Le Loup, et le Chien maigre


Fables choisies, mises en versDenys Thierry et Claude BarbinQuatrième partie : livres ix, x, xi (p. 47-49).

X.

Le Loup, & le Chien maigre



Autrefois Carpillon fretin,
Eut beau prêcher, il eut beau dire ;
On le mit dans la poëſle à frire.
Je fis voir que lâcher ce qu’on a dans la main

Sous eſpoir de groſſe avanture,
Eſt imprudence toute pure.
Le Pêcheur eut raiſon ; Carpillon n’eut pas tort.
Chacun dit ce qu’il peut pour défendre ſa vie.
Maintenant il faut que j’appuye
Ce que j’avançay lors, de quelque trait encor.
Certain Loup auſſi ſot que le pêcheur fut ſage,
Trouvant un Chien hors du village,
S’en alloit l’emporter ; le Chien repreſenta
Sa maigreur. Jà ne plaiſe à voſtre ſeigneurie,
De me prendre en cet eſtat-là,
Attendez, mon maiſtre marie
Sa fille unique ; Et vous jugez
Qu’eſtant de nopce il faut mal-gré moy que j’engraiſſe.

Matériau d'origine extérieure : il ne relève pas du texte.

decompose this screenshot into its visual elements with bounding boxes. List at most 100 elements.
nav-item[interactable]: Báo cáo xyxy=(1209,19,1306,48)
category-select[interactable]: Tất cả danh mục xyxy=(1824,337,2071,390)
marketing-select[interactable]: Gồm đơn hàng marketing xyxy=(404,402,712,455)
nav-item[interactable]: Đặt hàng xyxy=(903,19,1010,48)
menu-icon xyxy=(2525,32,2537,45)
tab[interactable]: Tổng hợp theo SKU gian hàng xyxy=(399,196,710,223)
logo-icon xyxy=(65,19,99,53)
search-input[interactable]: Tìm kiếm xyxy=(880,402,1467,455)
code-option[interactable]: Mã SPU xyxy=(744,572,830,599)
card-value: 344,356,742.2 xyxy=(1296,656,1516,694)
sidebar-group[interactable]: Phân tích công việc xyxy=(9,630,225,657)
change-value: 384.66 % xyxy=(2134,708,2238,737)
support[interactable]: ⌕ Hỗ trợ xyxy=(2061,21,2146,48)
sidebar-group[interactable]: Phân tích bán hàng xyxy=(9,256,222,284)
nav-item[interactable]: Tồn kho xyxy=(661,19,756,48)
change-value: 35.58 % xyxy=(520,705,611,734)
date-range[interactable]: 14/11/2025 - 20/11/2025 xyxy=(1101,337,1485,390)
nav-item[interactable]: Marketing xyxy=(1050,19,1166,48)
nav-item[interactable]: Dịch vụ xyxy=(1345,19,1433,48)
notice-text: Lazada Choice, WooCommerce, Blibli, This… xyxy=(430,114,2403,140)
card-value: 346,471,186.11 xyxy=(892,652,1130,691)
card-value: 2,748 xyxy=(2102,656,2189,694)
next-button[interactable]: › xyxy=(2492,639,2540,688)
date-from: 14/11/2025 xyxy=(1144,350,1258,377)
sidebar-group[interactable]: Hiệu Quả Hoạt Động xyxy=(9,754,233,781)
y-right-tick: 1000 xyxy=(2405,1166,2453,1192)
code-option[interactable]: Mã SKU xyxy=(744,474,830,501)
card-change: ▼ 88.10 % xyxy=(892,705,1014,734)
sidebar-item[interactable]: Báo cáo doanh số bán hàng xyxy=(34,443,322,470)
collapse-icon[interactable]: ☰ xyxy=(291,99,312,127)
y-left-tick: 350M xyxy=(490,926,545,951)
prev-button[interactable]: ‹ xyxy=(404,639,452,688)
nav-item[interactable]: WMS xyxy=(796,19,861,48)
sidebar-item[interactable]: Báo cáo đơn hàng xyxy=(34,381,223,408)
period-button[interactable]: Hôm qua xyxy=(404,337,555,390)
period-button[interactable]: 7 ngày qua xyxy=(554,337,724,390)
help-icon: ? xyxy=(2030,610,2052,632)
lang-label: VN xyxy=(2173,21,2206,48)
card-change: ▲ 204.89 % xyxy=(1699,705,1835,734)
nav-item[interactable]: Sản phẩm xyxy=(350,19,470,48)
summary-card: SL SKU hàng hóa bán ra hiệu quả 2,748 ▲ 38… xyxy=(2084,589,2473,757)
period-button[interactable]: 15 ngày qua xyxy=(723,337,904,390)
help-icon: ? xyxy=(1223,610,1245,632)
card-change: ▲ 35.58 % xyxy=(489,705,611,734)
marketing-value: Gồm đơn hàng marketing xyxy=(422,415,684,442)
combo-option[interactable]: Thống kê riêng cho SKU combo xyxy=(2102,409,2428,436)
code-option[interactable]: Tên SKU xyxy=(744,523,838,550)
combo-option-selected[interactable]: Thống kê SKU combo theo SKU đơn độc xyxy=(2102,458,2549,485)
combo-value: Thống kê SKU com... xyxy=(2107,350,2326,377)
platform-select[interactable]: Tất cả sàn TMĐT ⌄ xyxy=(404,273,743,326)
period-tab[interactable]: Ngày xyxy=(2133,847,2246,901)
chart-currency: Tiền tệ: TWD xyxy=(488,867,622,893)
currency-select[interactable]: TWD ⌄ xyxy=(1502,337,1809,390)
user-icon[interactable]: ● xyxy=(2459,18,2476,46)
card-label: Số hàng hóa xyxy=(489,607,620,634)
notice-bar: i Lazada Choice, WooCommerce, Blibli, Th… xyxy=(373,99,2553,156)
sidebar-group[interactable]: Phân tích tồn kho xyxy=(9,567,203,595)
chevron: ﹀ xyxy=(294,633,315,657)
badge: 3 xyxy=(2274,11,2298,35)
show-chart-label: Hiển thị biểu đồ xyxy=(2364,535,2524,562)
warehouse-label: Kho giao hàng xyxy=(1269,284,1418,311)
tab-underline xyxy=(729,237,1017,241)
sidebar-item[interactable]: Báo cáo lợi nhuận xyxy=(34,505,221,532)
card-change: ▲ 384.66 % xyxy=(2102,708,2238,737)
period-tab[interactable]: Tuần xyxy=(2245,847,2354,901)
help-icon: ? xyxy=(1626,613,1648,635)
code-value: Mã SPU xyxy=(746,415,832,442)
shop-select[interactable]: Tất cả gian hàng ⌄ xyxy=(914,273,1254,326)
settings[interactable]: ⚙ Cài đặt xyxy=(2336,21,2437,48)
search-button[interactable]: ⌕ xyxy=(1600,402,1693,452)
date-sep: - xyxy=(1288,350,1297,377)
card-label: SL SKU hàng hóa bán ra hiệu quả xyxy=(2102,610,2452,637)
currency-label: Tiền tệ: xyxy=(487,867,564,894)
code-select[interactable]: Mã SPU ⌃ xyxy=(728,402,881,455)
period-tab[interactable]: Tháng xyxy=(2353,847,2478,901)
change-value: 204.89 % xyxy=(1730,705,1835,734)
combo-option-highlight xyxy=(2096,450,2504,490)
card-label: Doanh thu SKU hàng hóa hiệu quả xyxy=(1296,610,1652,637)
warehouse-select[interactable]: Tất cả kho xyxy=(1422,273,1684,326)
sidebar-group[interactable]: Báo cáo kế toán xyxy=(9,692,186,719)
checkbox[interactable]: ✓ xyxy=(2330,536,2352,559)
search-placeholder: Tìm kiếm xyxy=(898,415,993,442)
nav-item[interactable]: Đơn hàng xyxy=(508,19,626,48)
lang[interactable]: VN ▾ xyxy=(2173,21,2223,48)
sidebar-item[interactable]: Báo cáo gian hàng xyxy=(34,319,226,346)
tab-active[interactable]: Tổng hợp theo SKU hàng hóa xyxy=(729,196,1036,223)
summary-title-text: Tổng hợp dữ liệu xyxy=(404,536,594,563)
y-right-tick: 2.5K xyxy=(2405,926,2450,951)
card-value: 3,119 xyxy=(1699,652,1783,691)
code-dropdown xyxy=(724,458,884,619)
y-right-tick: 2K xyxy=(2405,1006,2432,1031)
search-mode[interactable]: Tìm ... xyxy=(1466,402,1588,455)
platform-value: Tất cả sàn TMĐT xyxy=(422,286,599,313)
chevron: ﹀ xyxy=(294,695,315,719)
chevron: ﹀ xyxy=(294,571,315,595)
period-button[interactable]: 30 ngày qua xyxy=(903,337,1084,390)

Le Loup le croit, le Loup le laiſſe ;
Le Loup quelques jours écoulez
Revient voir ſi ſon Chien n’eſt point meilleur à prendre.
Mais le drôle eſtoit au logis.
Il dit au Loup par un treillis :
Amy, je vais ſortir ; Et, ſi tu veux attendre,
Le portier du logis & moy
Nous ſerons tout à l’heure à toy.
Ce portier du logis eſtoit un Chien énorme,
Expediant les Loups en forme.
Celui-cy s’en douta. Serviteur au portier,
Dit-il, & de courir. Il eſtoit fort agile ;
Mais il n’eſtoit pas habile :
Ce Loup ne ſçavoit pas encor bien ſon métier.